Are our law students ‘robot proof’? AI chatbots and the future of working with computer generated copyrighted works.

Smartt, Ursula (2024) Are our law students ‘robot proof’? AI chatbots and the future of working with computer generated copyrighted works. In: HEA Conference in Teaching & Learning, 27.2.24, Birmingham. (Submitted)

Abstract

Artificial Intelligence (AI) and ChatGPT are now being used by university law students to write their coursework essays and cheat in examinations.

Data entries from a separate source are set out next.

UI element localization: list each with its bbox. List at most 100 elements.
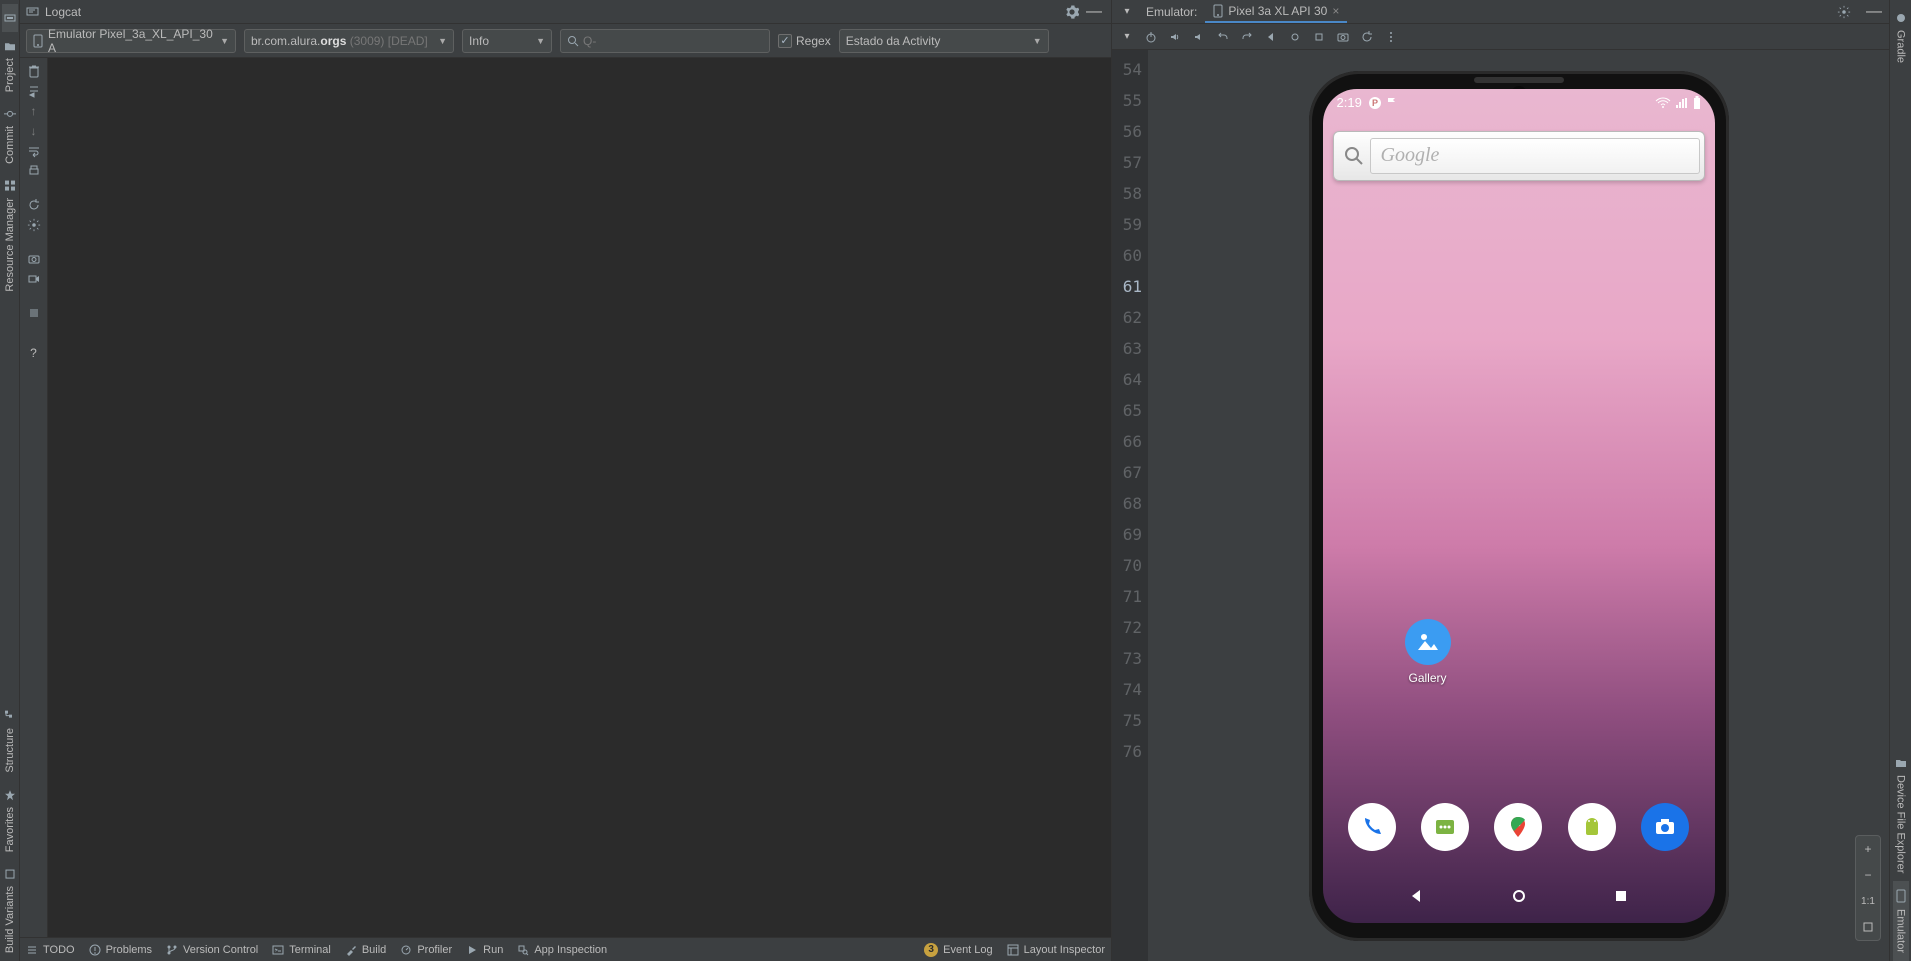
tab-device-file-explorer[interactable]: Device File Explorer (1893, 749, 1909, 881)
package-selector[interactable]: br.com.alura.orgs (3009) [DEAD] ▼ (244, 29, 454, 53)
logcat-icon (4, 12, 16, 24)
dock-maps[interactable] (1494, 803, 1542, 851)
tab-favorites[interactable]: Favorites (2, 781, 18, 860)
tab-version-control[interactable]: Version Control (166, 944, 258, 956)
device-selector[interactable]: Emulator Pixel_3a_XL_API_30 A ▼ (26, 29, 236, 53)
tab-todo[interactable]: TODO (26, 944, 75, 956)
layout-icon (1007, 944, 1019, 956)
logcat-icon (26, 5, 39, 18)
tab-project[interactable]: Project (2, 32, 18, 100)
gear-icon[interactable] (27, 218, 41, 232)
event-log-label: Event Log (943, 944, 993, 956)
tab-build-variants[interactable]: Build Variants (2, 860, 18, 961)
tab-layout-inspector[interactable]: Layout Inspector (1007, 944, 1105, 956)
up-arrow-icon[interactable]: ↑ (31, 104, 37, 118)
logcat-header: Logcat — (20, 0, 1111, 24)
google-search-widget[interactable]: Google (1333, 131, 1705, 181)
build-label: Build (362, 944, 386, 956)
phone-area: 2:19 P (1148, 50, 1889, 961)
logcat-output[interactable] (48, 58, 1111, 937)
overview-icon[interactable] (1308, 26, 1330, 48)
log-level-selector[interactable]: Info ▼ (462, 29, 552, 53)
log-search-input[interactable]: Q- (560, 29, 770, 53)
power-icon[interactable] (1140, 26, 1162, 48)
profiler-icon (400, 944, 412, 956)
phone-screen[interactable]: 2:19 P (1323, 89, 1715, 923)
rotate-right-icon[interactable] (1236, 26, 1258, 48)
nav-home[interactable] (1510, 887, 1528, 905)
back-icon[interactable] (1260, 26, 1282, 48)
nav-overview[interactable] (1612, 887, 1630, 905)
filter-selector[interactable]: Estado da Activity ▼ (839, 29, 1049, 53)
close-icon[interactable]: × (1332, 4, 1339, 18)
volume-up-icon[interactable] (1164, 26, 1186, 48)
gradle-icon (1895, 12, 1907, 24)
chevron-down-icon[interactable]: ▾ (1116, 26, 1138, 48)
more-icon[interactable] (1380, 26, 1402, 48)
tab-build[interactable]: Build (345, 944, 386, 956)
wifi-icon (1655, 97, 1671, 109)
rotate-left-icon[interactable] (1212, 26, 1234, 48)
filter-label: Estado da Activity (846, 34, 941, 48)
screenshot-icon[interactable] (27, 252, 41, 266)
print-icon[interactable] (27, 164, 41, 178)
nav-back[interactable] (1407, 887, 1425, 905)
regex-checkbox[interactable]: Regex (778, 34, 831, 48)
dfe-label: Device File Explorer (1895, 775, 1907, 873)
terminate-icon[interactable] (27, 306, 41, 320)
tab-structure[interactable]: Structure (2, 702, 18, 781)
terminal-label: Terminal (289, 944, 331, 956)
dock-camera[interactable] (1641, 803, 1689, 851)
tab-problems[interactable]: Problems (89, 944, 152, 956)
hammer-icon (345, 944, 357, 956)
minimize-icon[interactable]: — (1083, 1, 1105, 23)
trash-icon[interactable] (27, 64, 41, 78)
zoom-fit[interactable] (1862, 914, 1874, 940)
home-icon[interactable] (1284, 26, 1306, 48)
tab-terminal[interactable]: Terminal (272, 944, 331, 956)
minimize-icon[interactable]: — (1863, 1, 1885, 23)
chevron-down-icon[interactable]: ▾ (1116, 1, 1138, 23)
down-arrow-icon[interactable]: ↓ (31, 124, 37, 138)
resource-icon (4, 180, 16, 192)
app-gallery[interactable]: Gallery (1405, 619, 1451, 685)
tab-profiler[interactable]: Profiler (400, 944, 452, 956)
volume-down-icon[interactable] (1188, 26, 1210, 48)
checkbox-icon (778, 34, 792, 48)
tab-commit[interactable]: Commit (2, 100, 18, 172)
pkg-prefix: br.com.alura. (251, 34, 320, 48)
emulator-title: Emulator: (1146, 5, 1197, 19)
logcat-side-toolbar: ↑ ↓ ? (20, 58, 48, 937)
android-status-bar: 2:19 P (1323, 89, 1715, 117)
tab-run[interactable]: Run (466, 944, 503, 956)
tab-app-inspection[interactable]: App Inspection (517, 944, 607, 956)
record-icon[interactable] (27, 272, 41, 286)
restart-icon[interactable] (27, 198, 41, 212)
reload-icon[interactable] (1356, 26, 1378, 48)
screenshot-icon[interactable] (1332, 26, 1354, 48)
zoom-reset[interactable]: 1:1 (1861, 888, 1875, 914)
dock-messages[interactable] (1421, 803, 1469, 851)
status-time: 2:19 (1337, 95, 1362, 110)
help-icon[interactable]: ? (30, 346, 37, 360)
tab-gradle[interactable]: Gradle (1893, 4, 1909, 71)
structure-icon (4, 710, 16, 722)
dock-phone[interactable] (1348, 803, 1396, 851)
tab-emulator[interactable]: Emulator (1893, 881, 1909, 961)
gear-icon[interactable] (1061, 1, 1083, 23)
tab-logcat-indicator[interactable] (2, 4, 18, 32)
tab-structure-label: Structure (4, 728, 16, 773)
dock-android[interactable] (1568, 803, 1616, 851)
line-gutter: 5455565758596061626364656667686970717273… (1112, 50, 1148, 961)
gear-icon[interactable] (1833, 1, 1855, 23)
zoom-out[interactable]: − (1864, 862, 1871, 888)
zoom-in[interactable]: + (1864, 836, 1871, 862)
emulator-canvas: 5455565758596061626364656667686970717273… (1112, 50, 1889, 961)
tab-resource-manager[interactable]: Resource Manager (2, 172, 18, 300)
emulator-tab[interactable]: Pixel 3a XL API 30 × (1205, 1, 1347, 23)
tab-event-log[interactable]: 3 Event Log (924, 943, 993, 957)
gradle-label: Gradle (1895, 30, 1907, 63)
chevron-down-icon: ▼ (220, 36, 229, 46)
soft-wrap-icon[interactable] (27, 144, 41, 158)
scroll-to-end-icon[interactable] (27, 84, 41, 98)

Whilst there is tremendous scope of large language models to revolutionise the legal workspace and reduce tedious fact-checking by law trainees and paralegals, we need to teach our future lawyers to fact-check their AI-generated work for garbage, including sources which simply do not exist, such as President Biden’s counter terrorism strategy when writing about Lord Hoffmann’s dissenting judgment in the ‘Belmarsh’ case (2004). This paper advances that students need to learn how to use such large AI language model chatbots properly, how they will need to understand them in their future legal workplace and equally how they may well breach copyright which can amount to a criminal offence in the UK and the wider world. The opinion expressed in this paper includes examples from the author’s own law teaching practices and assessments. Given the acceptance and acknowledgement that our law students will use AI to ‘deceive’ their tutors and examiners, HE policy needs to address both, how to disrupt this practice by addressing academic misconduct as well as engender a way how we can educate our future lawyers to become robot-proof, where human potential includes reflection of reality and fact, whilst at the same time preparing legal trainees for the future legal workspace without cheating via AI.